Im working on a corolary in this article: http://www.people.virginia.edu/~jlr5m/Papers/p46.pdf corolary 2, page 5.
I understand the argument shown, more precisely how to prove that
$$ f'_+=Xf_++(I-Y)f_-, $$
$$ f'_-=(I-X)f_++Yf_- $$
But im stuck getting a costant $m$ to show that $m|| f ||_{|\mathfrak{H}|} \le || f ||_{|\mathfrak{H}|'}$, i know those relations will make it but i dont really know how to approach. Any help is welcome.

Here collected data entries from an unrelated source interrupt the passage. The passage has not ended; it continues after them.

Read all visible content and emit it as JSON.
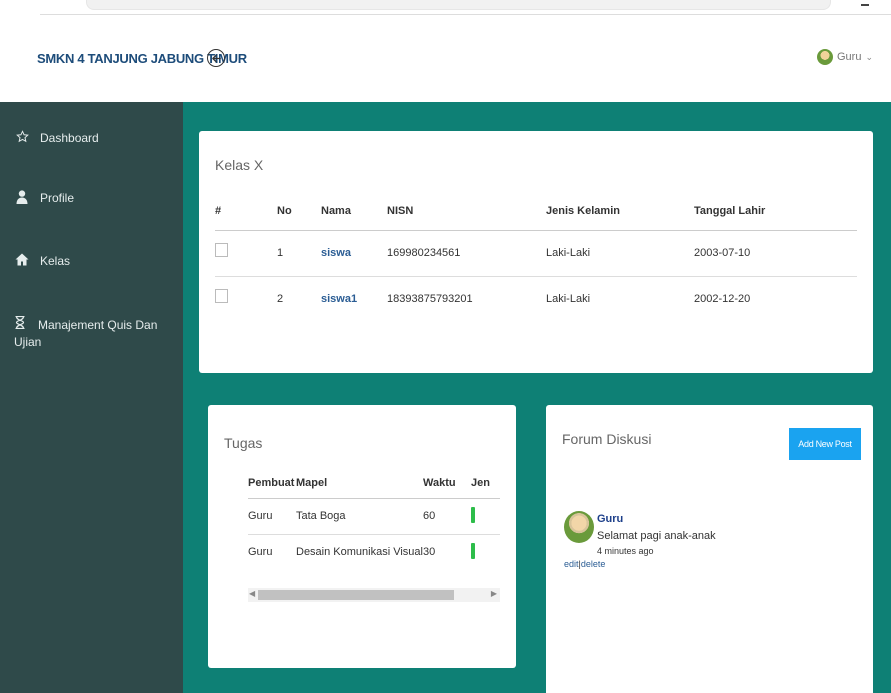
{
  "app": {
    "brand": "SMKN 4 TANJUNG JABUNG TIMUR",
    "user_name": "Guru"
  },
  "sidebar": {
    "items": [
      {
        "icon": "star-icon",
        "label": "Dashboard"
      },
      {
        "icon": "user-icon",
        "label": "Profile"
      },
      {
        "icon": "home-icon",
        "label": "Kelas"
      },
      {
        "icon": "hourglass-icon",
        "label": "Manajement Quis Dan Ujian"
      }
    ]
  },
  "kelas": {
    "title": "Kelas X",
    "headers": [
      "#",
      "No",
      "Nama",
      "NISN",
      "Jenis Kelamin",
      "Tanggal Lahir"
    ],
    "rows": [
      {
        "no": "1",
        "nama": "siswa",
        "nisn": "169980234561",
        "jk": "Laki-Laki",
        "tgl": "2003-07-10"
      },
      {
        "no": "2",
        "nama": "siswa1",
        "nisn": "18393875793201",
        "jk": "Laki-Laki",
        "tgl": "2002-12-20"
      }
    ]
  },
  "tugas": {
    "title": "Tugas",
    "headers": [
      "Pembuat",
      "Mapel",
      "Waktu",
      "Jen"
    ],
    "rows": [
      {
        "pembuat": "Guru",
        "mapel": "Tata Boga",
        "waktu": "60"
      },
      {
        "pembuat": "Guru",
        "mapel": "Desain Komunikasi Visual",
        "waktu": "30"
      }
    ]
  },
  "forum": {
    "title": "Forum Diskusi",
    "add_button": "Add New Post",
    "post": {
      "author": "Guru",
      "message": "Selamat pagi anak-anak",
      "time": "4 minutes ago",
      "edit": "edit",
      "separator": "|",
      "delete": "delete"
    }
  },
  "colors": {
    "sidebar_bg": "#2f4a4a",
    "main_bg": "#0e8075",
    "brand_text": "#1d4c7a",
    "button_blue": "#1aa3f0",
    "status_green": "#2dbd4a"
  }
}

The theorem at the top of page 5 shows that $X$ and $Y$ are bounded. Then \begin{align} \|f\|_{|\mathfrak H|'}^2&=\|f_+'\|_{|\mathfrak H|'}^2+\|f_-'\|_{|\mathfrak H|'}^2\\ \ \\ &=\|Xf_++(I-Y)f_-\|_{|\mathfrak H|'}^2+\|(I-X)f_++Yf_-\|_{|\mathfrak H|'}^2\\ \ \\ &\leq (\|X\|\,\|f_+\|_{|\mathfrak H|}+\|I-Y\|\,\|f_-\|_{|\mathfrak H|})^2 +(\|I-X\|\,\|f_+\|_{|\mathfrak H|}+\|Y\|\,\|f_-\|_{|\mathfrak H|})^2\\ \ \\ &\leq M(\|f_+\|_{|\mathfrak H|}^2+\|f_-\|_{|\mathfrak H|}^2)\\ \ \\ &=M\,\|f\|_{|\mathfrak H|}^2, \end{align} where $M$ is obtained by collecting terms after expanding the squares and using the easy inequality $|2ab|\leq a^2+b^2$).
The other inequality is obtained in the same way after solving your two equation linear system in terms of $f_+$ and $f_-$.